Josh, in the paper, we suggest a number of reasons why there might be a relationship between age and knowledge attribution, in which age is a relevant factor (age and its relation to conservative thinking, age and its relation to the experience of merely apparent instances of knowledge, etc.). We also gesture at reasons in which age is a spurious factor (people within certain age ranges had different life experiences, age being correlated with some other factor affecting knowledge attribution). I think one could draw on these speculations when forming future studies if one thinks that each or any of them is responsible for the effect we found.
Zach, I agree with you that a type I error very well might explain our original findings, given a failure to replicate within a different population from the original.
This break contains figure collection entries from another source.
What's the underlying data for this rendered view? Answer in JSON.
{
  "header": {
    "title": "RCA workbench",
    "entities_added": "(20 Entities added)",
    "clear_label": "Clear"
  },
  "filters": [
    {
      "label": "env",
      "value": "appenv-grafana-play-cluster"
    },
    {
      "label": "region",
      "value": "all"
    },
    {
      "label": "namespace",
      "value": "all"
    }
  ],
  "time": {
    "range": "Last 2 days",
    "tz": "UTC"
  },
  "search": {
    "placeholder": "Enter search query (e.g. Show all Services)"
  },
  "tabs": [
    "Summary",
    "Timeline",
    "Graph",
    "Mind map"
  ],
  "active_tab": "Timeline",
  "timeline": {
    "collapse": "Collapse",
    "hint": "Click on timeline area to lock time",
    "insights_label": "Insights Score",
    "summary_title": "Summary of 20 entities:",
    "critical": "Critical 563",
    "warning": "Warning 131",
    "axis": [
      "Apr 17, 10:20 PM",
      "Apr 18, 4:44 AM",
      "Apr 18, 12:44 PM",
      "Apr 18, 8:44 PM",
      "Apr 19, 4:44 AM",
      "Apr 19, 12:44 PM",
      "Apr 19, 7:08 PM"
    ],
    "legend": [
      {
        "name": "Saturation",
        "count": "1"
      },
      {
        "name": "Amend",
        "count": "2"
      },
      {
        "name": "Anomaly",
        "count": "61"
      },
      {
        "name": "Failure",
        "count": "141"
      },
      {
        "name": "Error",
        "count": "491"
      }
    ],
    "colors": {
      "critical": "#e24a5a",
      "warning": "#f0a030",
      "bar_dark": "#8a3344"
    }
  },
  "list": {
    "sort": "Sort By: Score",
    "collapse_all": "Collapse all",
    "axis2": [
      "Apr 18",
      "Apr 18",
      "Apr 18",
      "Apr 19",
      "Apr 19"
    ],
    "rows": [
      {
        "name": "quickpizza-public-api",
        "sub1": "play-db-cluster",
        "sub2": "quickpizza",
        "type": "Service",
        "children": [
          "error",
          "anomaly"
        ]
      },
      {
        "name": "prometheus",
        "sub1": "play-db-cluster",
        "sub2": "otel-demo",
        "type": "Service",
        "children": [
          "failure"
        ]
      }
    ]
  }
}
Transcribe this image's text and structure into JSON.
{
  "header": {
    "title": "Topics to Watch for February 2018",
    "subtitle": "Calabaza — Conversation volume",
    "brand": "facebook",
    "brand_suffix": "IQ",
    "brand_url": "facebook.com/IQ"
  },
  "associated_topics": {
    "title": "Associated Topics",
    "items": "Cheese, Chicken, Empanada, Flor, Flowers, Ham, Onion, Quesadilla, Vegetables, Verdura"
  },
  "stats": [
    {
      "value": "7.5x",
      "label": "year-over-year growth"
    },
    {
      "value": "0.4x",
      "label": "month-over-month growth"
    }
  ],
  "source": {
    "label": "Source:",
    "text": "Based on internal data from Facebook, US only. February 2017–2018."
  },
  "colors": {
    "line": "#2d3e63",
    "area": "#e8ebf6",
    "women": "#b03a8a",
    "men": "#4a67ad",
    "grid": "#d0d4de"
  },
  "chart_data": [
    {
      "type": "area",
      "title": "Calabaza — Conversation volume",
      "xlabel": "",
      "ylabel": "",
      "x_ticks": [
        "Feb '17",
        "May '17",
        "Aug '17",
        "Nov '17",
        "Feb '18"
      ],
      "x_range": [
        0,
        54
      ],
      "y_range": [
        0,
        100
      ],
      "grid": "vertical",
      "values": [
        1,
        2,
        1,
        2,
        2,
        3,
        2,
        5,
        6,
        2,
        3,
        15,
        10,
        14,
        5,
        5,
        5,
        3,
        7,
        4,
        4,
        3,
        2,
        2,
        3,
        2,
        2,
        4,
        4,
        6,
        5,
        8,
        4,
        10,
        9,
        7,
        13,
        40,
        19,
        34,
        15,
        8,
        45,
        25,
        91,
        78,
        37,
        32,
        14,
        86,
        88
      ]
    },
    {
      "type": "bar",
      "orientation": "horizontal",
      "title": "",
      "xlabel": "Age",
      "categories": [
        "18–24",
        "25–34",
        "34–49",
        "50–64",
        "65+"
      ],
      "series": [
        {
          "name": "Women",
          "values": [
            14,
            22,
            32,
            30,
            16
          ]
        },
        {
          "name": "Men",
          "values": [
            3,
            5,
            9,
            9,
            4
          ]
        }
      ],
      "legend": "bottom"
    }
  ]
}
If you are picking up on the ‘more plausibly’ language in the sentences you copied, I meant that language to note that it is comparatively more plausible that the populations are unlike (and one might be more representative than the other) than that the original and replication studies have different age ranges. You are right to point out that it may be that neither of these is correct; I did not intend my post to imply that the only explanation for a failure to replicate is a difference between populations.
Posted by: David Colaco | 07/01/2014 at 08:58 PM
Thanks, David. I definitely agree that more studies can clarify which features are ultimately relevant.
However, I was puzzled by your responses to Josh and me. If the speculation of the underlying psychological mechanisms has to do with the relationship between age and knowledge attribution generally, why would you expect the effect to only be replicated in fake-barn cases, and not other cases of contested knowledge attribution? (The contested part is there to rule out the lack of an age effect due to a ceiling or floor effect.)
Posted by: Shen-yi Liao | 07/02/2014 at 04:48 AM
Shen-yi, I thought it prudent to not make claims that our findings will extrapolate to other instances of contested knowledge attribution without additional data to support them. The speculations we make in the paper might not be relevant to all cases of contested knowledge. Given that ‘cases of contested knowledge’ is a broad category, I am not currently in a position to state what additional features might be present in other cases, and whether or not these features might confound any process that might result in a correlation between age and knowledge attribution.
Posted by: David Colaco | 07/15/2014 at 11:51 PM